The attached patch applies to 2.4.3 and should address the most serious
concerns surrounding OOM and low-memory situations for most people.  A
summary of the patch contents follows:

MAJOR: OOM killer now only activates when truly out of memory, ie. when
buffer and cache memory has already been eaten down to the bone.
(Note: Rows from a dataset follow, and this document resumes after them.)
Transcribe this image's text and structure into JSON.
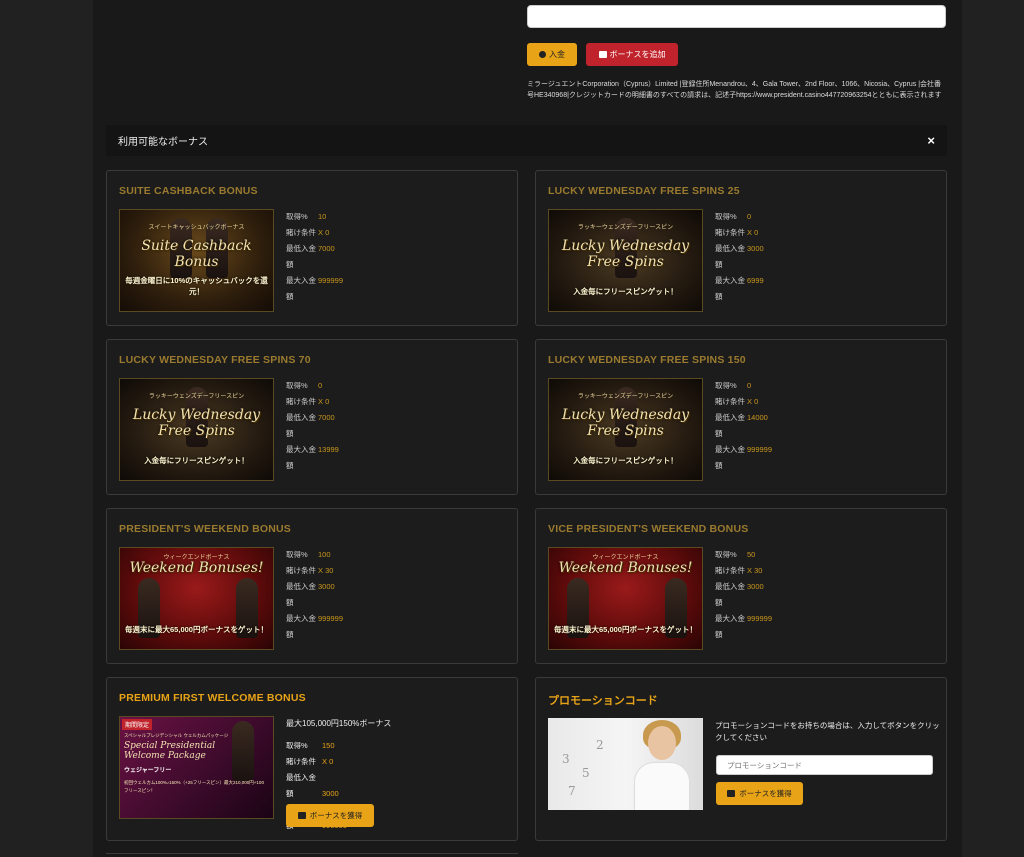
{
  "header": {
    "deposit_label": "入金",
    "add_bonus_label": "ボーナスを追加",
    "legal_text": "ミラージュエントCorporation（Cyprus）Limited |登録住所Menandrou、4、Gala Tower、2nd Floor、1066、Nicosia、Cyprus |会社番号HE340968|クレジットカードの明細書のすべての請求は、記述子https://www.president.casino447720963254とともに表示されます"
  },
  "bonus_panel": {
    "title": "利用可能なボーナス",
    "close": "×"
  },
  "labels": {
    "percent": "取得%",
    "wager": "賭け条件",
    "min_deposit": "最低入金額",
    "max_deposit": "最大入金額"
  },
  "cards": [
    {
      "title": "SUITE CASHBACK BONUS",
      "banner": {
        "top": "スイートキャッシュバックボーナス",
        "main": "Suite Cashback Bonus",
        "bottom": "毎週金曜日に10%のキャッシュバックを還元！"
      },
      "percent": "10",
      "wager": "X 0",
      "min": "7000",
      "max": "999999"
    },
    {
      "title": "LUCKY WEDNESDAY FREE SPINS 25",
      "banner": {
        "top": "ラッキーウェンズデーフリースピン",
        "main": "Lucky Wednesday Free Spins",
        "bottom": "入金毎にフリースピンゲット！"
      },
      "percent": "0",
      "wager": "X 0",
      "min": "3000",
      "max": "6999"
    },
    {
      "title": "LUCKY WEDNESDAY FREE SPINS 70",
      "banner": {
        "top": "ラッキーウェンズデーフリースピン",
        "main": "Lucky Wednesday Free Spins",
        "bottom": "入金毎にフリースピンゲット！"
      },
      "percent": "0",
      "wager": "X 0",
      "min": "7000",
      "max": "13999"
    },
    {
      "title": "LUCKY WEDNESDAY FREE SPINS 150",
      "banner": {
        "top": "ラッキーウェンズデーフリースピン",
        "main": "Lucky Wednesday Free Spins",
        "bottom": "入金毎にフリースピンゲット！"
      },
      "percent": "0",
      "wager": "X 0",
      "min": "14000",
      "max": "999999"
    },
    {
      "title": "PRESIDENT'S WEEKEND BONUS",
      "banner": {
        "top": "ウィークエンドボーナス",
        "main": "Weekend Bonuses!",
        "bottom": "毎週末に最大65,000円ボーナスをゲット！"
      },
      "percent": "100",
      "wager": "X 30",
      "min": "3000",
      "max": "999999"
    },
    {
      "title": "VICE PRESIDENT'S WEEKEND BONUS",
      "banner": {
        "top": "ウィークエンドボーナス",
        "main": "Weekend Bonuses!",
        "bottom": "毎週末に最大65,000円ボーナスをゲット！"
      },
      "percent": "50",
      "wager": "X 30",
      "min": "3000",
      "max": "999999"
    }
  ],
  "premium": {
    "title": "PREMIUM FIRST WELCOME BONUS",
    "banner": {
      "tag": "期間限定",
      "top": "スペシャルプレジデンシャル ウェルカムパッケージ",
      "main": "Special Presidential Welcome Package",
      "sub": "ウェジャーフリー",
      "bottom": "初回ウェルカム100%♪150%（+25フリースピン）最大210,000円+100フリースピン！"
    },
    "subtitle": "最大105,000円150%ボーナス",
    "percent": "150",
    "wager": "X 0",
    "min": "3000",
    "max": "999999",
    "button": "ボーナスを獲得"
  },
  "promo": {
    "title": "プロモーションコード",
    "description": "プロモーションコードをお持ちの場合は、入力してボタンをクリックしてください",
    "placeholder": "プロモーションコード",
    "button": "ボーナスを獲得"
  },
  "colors": {
    "accent": "#e8a317",
    "danger": "#c0232c",
    "title_dim": "#9a7a2e"
  }
}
MEDIUM: The allocation mechanism will now only allow processes to reserve
memory if there is sufficient memory remaining *and* the process is not
already hogging RAM.  IOW, if the allocating process is already 4x the
size of the remaining free memory, reservation of more memory (by fork(),
malloc() or related calls) will fail.

MEDIUM: The OOM killer algorithm has been reworked to be a little more
intelligent by default, and also now allows the sysadmin to specify PIDs
and/or process names which should be left untouched.  Simply echo a
space-delimited list of PIDs and/or process names into
/proc/sys/vm/oom-no-kill, and the OOM killer will ignore all processes
matching any entry in the list until only they and init remain.  Init (as
PID 1 or as a root process named "init") is now always
ignored.  TODO: make certain parameters of the OOM killer configurable.

W-I-P: The memory-accounting code from an old 2.3.99 patch has been
re-introduced, but is in sore need of debugging.  It can be activated by
echoing a negative number into /proc/sys/vm/overcommit_memory - but do
this at your own risk.  Interested kernel hackers should alter the
"#define VM_DEBUG 0" to 1 in include/linux/mm.h to view lots of debugging
and warning messages.  I have seen the memory-accounting code attempt to
"free" blocks of memory exceeding 2GB which had never been allocated,
while running gcc.  The sanity-check code detects these anomalies and
attempts to correct for them, but this isn't good...

SIDE EFFECT: All parts of the kernel which can change the total amount of
VM (eg. by adding/removing swap) should now call
vm_invalidate_totalmem() to notify the VM about this.  A new function
vm_total() now reports the total amount of VM available.  The total VM and
the amount of reserved memory are now available from /proc/meminfo.